In a speech to the annual session of China’s national legislature, Cao Jianmin also listed combating cybercrime and ensuring national sovereignty in cyberspace as items topping the list of 2016 priorities. Prosecutors will also continue to follow up on cases brought to as part of an almost three-year-old nationwide anti-corruption campaign spearheaded by the ruling Communist Party’s watchdog agency, Cao said.
Although he identified no specific groups or individuals as threats, Beijing has in the past cited a long list of “hostile forces” it accuses of seeking to end communist rule and plunge China into chaos, division and economic ruin.
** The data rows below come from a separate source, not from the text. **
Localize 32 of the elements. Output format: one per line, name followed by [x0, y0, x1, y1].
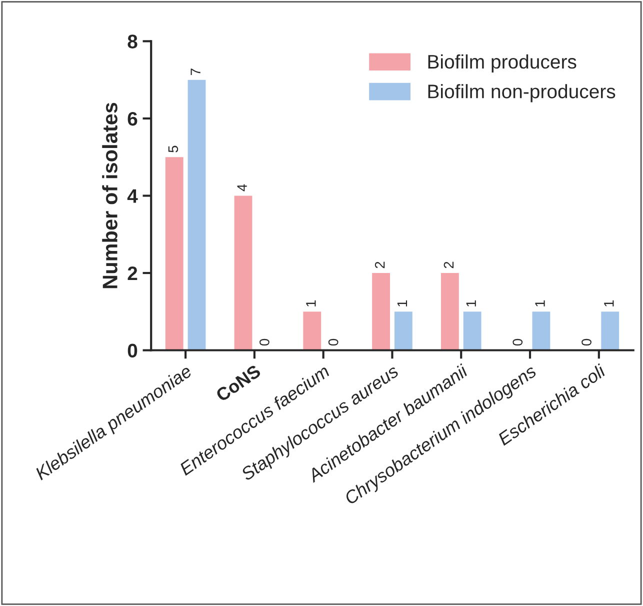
data-label: 0 — [328, 338, 338, 346]
data-label: 1 — [535, 300, 545, 306]
data-label: 1 — [604, 300, 614, 306]
bar — [440, 273, 459, 350]
legend-label: Biofilm non-producers — [428, 84, 616, 102]
y-tick-label: 4 — [127, 189, 138, 203]
data-label: 0 — [512, 338, 523, 346]
data-label: 0 — [582, 338, 592, 346]
y-tick-label: 2 — [128, 266, 138, 280]
y-tick-label: 0 — [128, 344, 138, 358]
bar — [188, 80, 206, 350]
bar — [372, 273, 390, 350]
data-label: 4 — [237, 184, 247, 192]
bar — [394, 312, 412, 350]
data-label: 1 — [397, 300, 408, 306]
bar — [601, 312, 620, 350]
data-label: 2 — [374, 262, 385, 268]
bar — [234, 196, 252, 350]
y-axis-title: Number of isolates — [102, 102, 118, 288]
legend-label: Biofilm producers — [428, 54, 576, 73]
data-label: 1 — [466, 300, 476, 306]
data-label: 0 — [260, 338, 270, 346]
y-tick-label: 8 — [128, 34, 138, 48]
data-label: 2 — [444, 262, 454, 268]
data-label: 1 — [306, 300, 316, 306]
y-tick-label: 6 — [128, 112, 138, 126]
bar — [532, 312, 550, 350]
data-label: 7 — [190, 68, 200, 75]
bar — [165, 157, 184, 350]
bar — [463, 312, 482, 350]
data-label: 5 — [168, 146, 178, 152]
bar — [303, 312, 322, 350]
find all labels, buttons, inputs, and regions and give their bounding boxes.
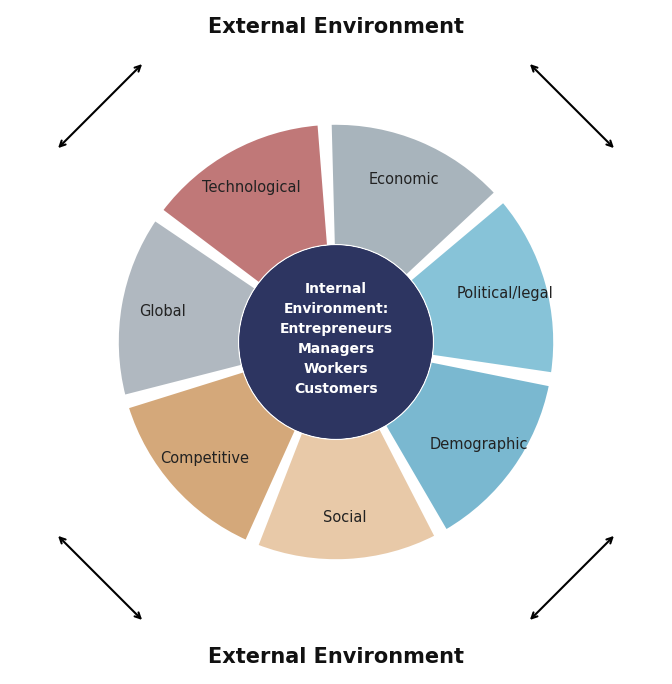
Text: External Environment: External Environment [208, 646, 464, 667]
Text: Political/legal: Political/legal [457, 287, 554, 302]
Text: Economic: Economic [369, 172, 439, 187]
Text: External Environment: External Environment [208, 17, 464, 38]
Wedge shape [384, 361, 550, 531]
Text: Internal
Environment:
Entrepreneurs
Managers
Workers
Customers: Internal Environment: Entrepreneurs Mana… [280, 282, 392, 397]
Circle shape [239, 245, 433, 439]
Circle shape [240, 246, 432, 438]
Circle shape [240, 246, 432, 438]
Text: Global: Global [139, 304, 186, 319]
Wedge shape [161, 124, 329, 284]
Text: Technological: Technological [202, 180, 301, 195]
Wedge shape [257, 428, 436, 561]
Wedge shape [409, 201, 554, 373]
Wedge shape [128, 371, 296, 541]
Text: Competitive: Competitive [160, 451, 249, 466]
Text: Social: Social [323, 510, 367, 525]
Text: Demographic: Demographic [430, 437, 528, 452]
Wedge shape [330, 123, 496, 276]
Wedge shape [118, 220, 257, 396]
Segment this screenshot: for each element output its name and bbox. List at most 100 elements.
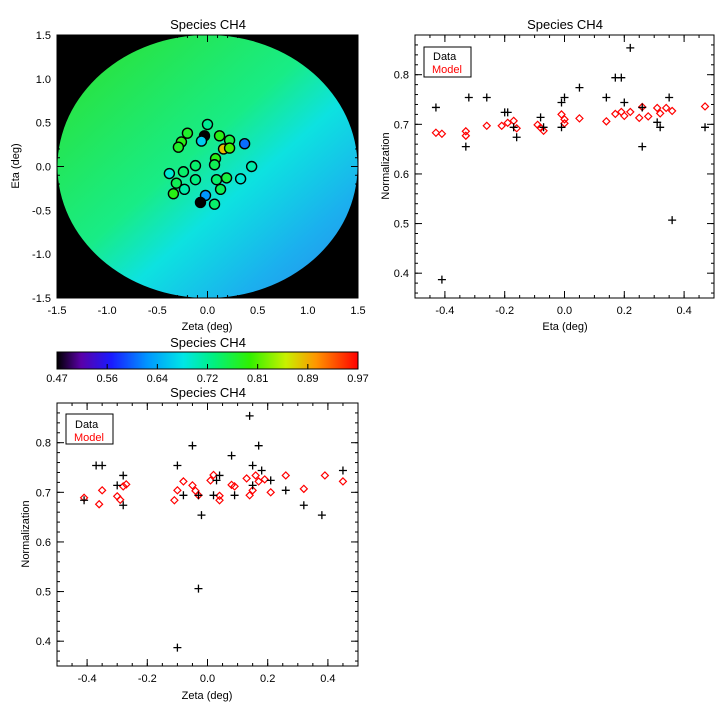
zeta-frame: [56, 402, 359, 667]
eta-model-point: [661, 103, 671, 113]
zeta-model-point: [251, 471, 261, 480]
map-panel: Species CH4 -1.5 -1.0 -0.5 0.0 0.5 1.0 1.5 -1.…: [10, 17, 366, 333]
map-point: [163, 167, 176, 180]
zeta-x-ticks: -0.4 -0.2 0.0 0.2 0.4: [56, 403, 359, 685]
zeta-data-point: [266, 476, 275, 485]
zeta-model-point: [260, 475, 270, 484]
eta-panel: Species CH4 -0.4 -0.2 0.0 0.2 0.4 0.40.50.60…: [380, 17, 715, 333]
zeta-data-point: [173, 643, 182, 652]
map-point: [220, 172, 233, 184]
zeta-data-point: [299, 501, 308, 510]
map-y-tick-label: -0.5: [32, 205, 51, 217]
colorbar-tick-label: 0.47: [46, 373, 67, 385]
zeta-legend-box: [65, 413, 114, 445]
eta-model-point: [557, 110, 566, 119]
zeta-data-point: [197, 511, 206, 520]
zeta-y-tick-label: 0.7: [36, 487, 51, 499]
zeta-y-tick-label: 0.6: [36, 537, 51, 549]
map-point: [172, 141, 185, 153]
map-y-tick-label: 1.5: [36, 30, 51, 42]
colorbar-tick-label: 0.97: [347, 373, 368, 385]
colorbar-tick-label: 0.64: [147, 373, 168, 385]
zeta-data-point: [227, 451, 236, 460]
zeta-model-point: [188, 481, 197, 490]
zeta-panel: Species CH4 -0.4 -0.2 0.0 0.2 0.4 0.40.50.60…: [20, 385, 359, 702]
eta-legend-model: Model: [432, 64, 462, 76]
zeta-legend-model: Model: [74, 432, 104, 444]
eta-data-point: [575, 83, 584, 92]
zeta-data-point: [194, 491, 203, 500]
eta-data-point: [620, 98, 629, 107]
zeta-data-point: [230, 491, 239, 500]
zeta-model-point: [170, 495, 179, 505]
zeta-data-point: [248, 481, 257, 490]
map-x-tick-label: 0.0: [200, 305, 215, 317]
eta-legend: Data Model: [423, 46, 472, 78]
eta-data-point: [668, 216, 677, 225]
eta-data-point: [626, 43, 635, 52]
map-point: [189, 173, 202, 186]
map-point: [234, 173, 247, 185]
eta-model-point: [560, 115, 569, 124]
map-point: [210, 173, 223, 186]
zeta-model-point: [173, 485, 182, 495]
zeta-model-point: [254, 477, 264, 486]
zeta-model-point: [206, 476, 215, 485]
zeta-legend-data: Data: [75, 419, 99, 431]
map-point: [195, 135, 208, 147]
zeta-x-tick-label: 0.4: [320, 673, 335, 685]
eta-x-tick-label: 0.2: [617, 305, 632, 317]
zeta-model-point: [209, 470, 218, 480]
eta-data-point: [437, 275, 446, 284]
eta-model-point: [431, 128, 441, 138]
map-x-tick-label: 1.0: [300, 305, 315, 317]
colorbar-title: Species CH4: [170, 335, 246, 350]
eta-model-point: [602, 116, 611, 126]
eta-data-point: [431, 103, 440, 112]
zeta-title: Species CH4: [170, 385, 246, 400]
eta-model-point: [575, 114, 584, 123]
eta-y-ticks: 0.4 0.5 0.6 0.7 0.8: [394, 34, 714, 294]
map-point: [189, 159, 202, 172]
eta-model-point: [643, 112, 653, 121]
map-x-label: Zeta (deg): [182, 321, 233, 333]
map-y-label: Eta (deg): [10, 143, 22, 188]
map-y-tick-label: 0.0: [36, 162, 51, 174]
eta-data-point: [638, 142, 647, 151]
zeta-y-label: Normalization: [20, 500, 32, 567]
eta-data-point: [509, 123, 518, 132]
eta-y-tick-label: 0.8: [394, 70, 409, 82]
map-title: Species CH4: [170, 17, 246, 32]
zeta-data-point: [80, 496, 89, 505]
zeta-y-tick-label: 0.4: [36, 636, 51, 648]
eta-x-tick-label: -0.4: [435, 305, 454, 317]
zeta-model-point: [97, 485, 107, 495]
map-x-tick-label: -0.5: [148, 305, 167, 317]
zeta-model-point: [320, 471, 330, 480]
map-point: [170, 177, 183, 189]
zeta-model-point: [215, 491, 224, 501]
zeta-model-point: [242, 474, 251, 483]
eta-y-tick-label: 0.5: [394, 219, 409, 231]
map-point: [214, 183, 227, 195]
eta-data-point: [512, 133, 521, 142]
zeta-model-point: [281, 471, 291, 480]
eta-data-point: [560, 93, 569, 102]
colorbar-tick-label: 0.81: [247, 373, 268, 385]
map-y-tick-label: -1.5: [32, 293, 51, 305]
eta-model-point: [667, 106, 677, 116]
zeta-data-point: [113, 481, 122, 490]
map-point: [238, 138, 251, 150]
eta-y-label: Normalization: [380, 132, 392, 199]
eta-model-point: [461, 126, 471, 136]
map-point: [178, 183, 191, 195]
zeta-model-point: [215, 495, 224, 505]
eta-data-point: [638, 103, 647, 112]
zeta-model-point: [179, 477, 188, 486]
zeta-y-tick-label: 0.8: [36, 438, 51, 450]
zeta-data-point: [215, 471, 224, 480]
zeta-model-point: [248, 485, 257, 495]
zeta-model-point: [266, 487, 276, 497]
map-point: [201, 118, 214, 131]
eta-data-point: [602, 93, 611, 102]
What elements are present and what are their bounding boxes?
Those include agents of foreign governments, civil society groups who challenge the party’s absolute authority, religious dissenters such as the underground church and the banned F— APalun Gong meditation sect. Those campaigning for ethnic rights are also frequently cited, including exiled Tibetan leader the Dalai Lama and advocates for the Turkic Muslim Uighur minority from the northwestern region of Xinjiang.
In an accompanying address to the legislature, top judge Zhou Qiang said Chinese courts convicted 1,419 people last year of national security and terrorism crimes that carry potential death sentences. That compares with 712 people sentenced for incitement to separatism, terrorism and related charges in 2014, before last year’s passage of a sweeping new national security law.